Published online by Cambridge University Press: 21 November 2024
This book has argued that the Western Armenian Diaspora emerged in the coastal cities of the Ottoman Empire in the aftermath of the Great Armenian Flight. It was composed of diverse communities of Armenians – mostly descendants of the refugees of the seventeenth century – living in Western Anatolia, Istanbul and Thrace, places where there had been scant Armenian populations before the migrations. While the standardised Western Armenian literary language is a product of the nineteenth century, the populations that would embrace it as their modern literary language in Istanbul and Izmir had begun their distinct literary and cultural development long beforehand, in the seventeenth century, after a transfer of the centres of Armenian intellectual life from Eastern Anatolia to the coastal cities of the Ottoman Empire. The move is a story of urbanisation, as villagers and residents of provincial cities transformed Istanbul into the most important Armenian demographic and cultural centre in the world. The Armenians of Istanbul and other centres in the western parts of the Ottoman Empire would demand new kinds of Armenian and Armeno-Turkish literature. The new context created a different literary mood from that of the historic cultural centres of Eastern Anatolia, the South Caucasus and Cilicia, and this would lead to the rise of a literary tradition and translation movement aimed at meeting the needs of refugees and their descendants.

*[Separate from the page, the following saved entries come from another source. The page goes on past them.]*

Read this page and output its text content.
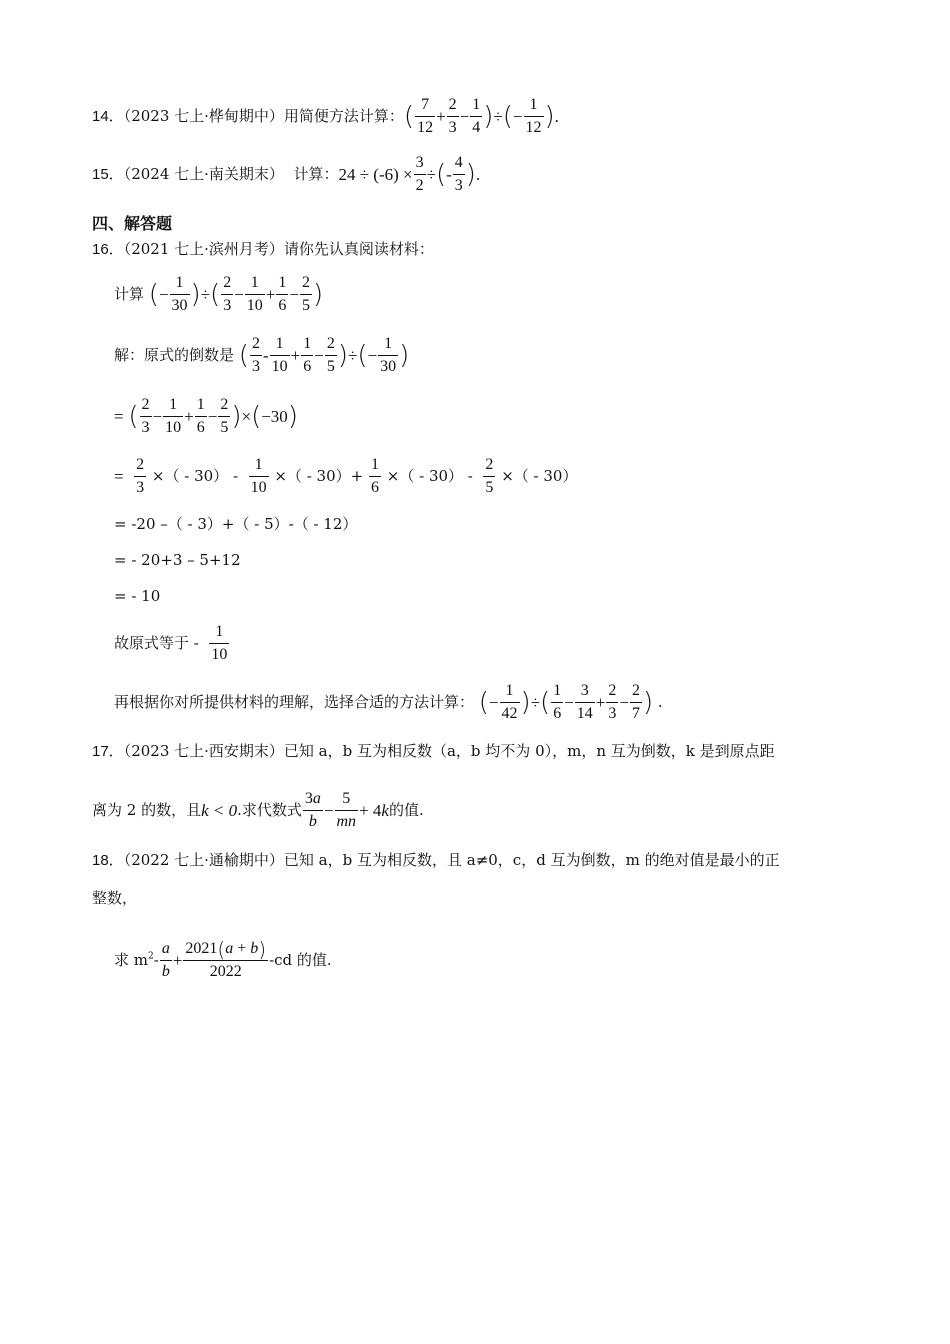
14．（2023 七上·桦甸期中）用简便方法计算：( $\frac{7}{12} + \frac{2}{3} - \frac{1}{4}$ )÷(− $\frac{1}{12}$ ).
15．（2024 七上·南关期末） 计算：$24 \div (-6) \times \frac{3}{2}$ ÷(- $\frac{4}{3}$ ).
四、解答题
16．（2021 七上·滨州月考）请你先认真阅读材料：
计算 (− $\frac{1}{30}$ )÷( $\frac{2}{3} - \frac{1}{10} + \frac{1}{6} - \frac{2}{5}$ )
解：原式的倒数是 ( $\frac{2}{3} - \frac{1}{10} + \frac{1}{6} - \frac{2}{5}$ )÷(− $\frac{1}{30}$ )
= ( $\frac{2}{3} - \frac{1}{10} + \frac{1}{6} - \frac{2}{5} )\times(-30)$
= $\frac{2}{3}$ ×（ - $30) - \frac{1}{10}$ ×（ - $30)+ \frac{1}{6}$ ×（ - $30) - \frac{2}{5}$ ×（ - 30）
= -20 –（ - 3）+（ - 5）-（ - 12）
= - 20+3 – 5+12
= - 10
故原式等于 - $\frac{1}{10}$
再根据你对所提供材料的理解，选择合适的方法计算： (− $\frac{1}{42}$ )÷( $\frac{1}{6} - \frac{3}{14} + \frac{2}{3} - \frac{2}{7}$ ) .
17．（2023 七上·西安期末）已知 a，b 互为相反数（a，b 均不为 0），m，n 互为倒数，k 是到原点距
离为 2 的数，且k < 0.求代数式 $\frac{3a}{b} - \frac{5}{mn} + 4k$的值.
18．（2022 七上·通榆期中）已知 a，b 互为相反数，且 a≠0，c，d 互为倒数，m 的绝对值是最小的正
整数，
求 $m^2- \frac{a}{b} + \frac{2021(a + b)}{2022} -cd$ 的值.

Grigor Daranaḷts‘i and Eremia K‘eōmurchean were two key architects of the new society that developed after the migrations. The former had been the fervent political leader of the first refugees, while the latter was Ottoman Istanbul's first prominent Armenian intellectual and author. In spite of their contributions to the settlement and intellectual life of the Western Armenian Diaspora, neither Grigor Daranaḷtsi nor Eremia K‘eōmurchean are celebrated or remembered as having great significance among Armenians of the world today. Not a single street in Armenia is named after them, nor are their works studied in Armenian schools. Rather than having become Armenian national heroes, they have been relegated to sporadic study by Armenologists, without having entered into the Armenian national consciousness.
Part of the reason for this relates to the subsequent histories of their life works.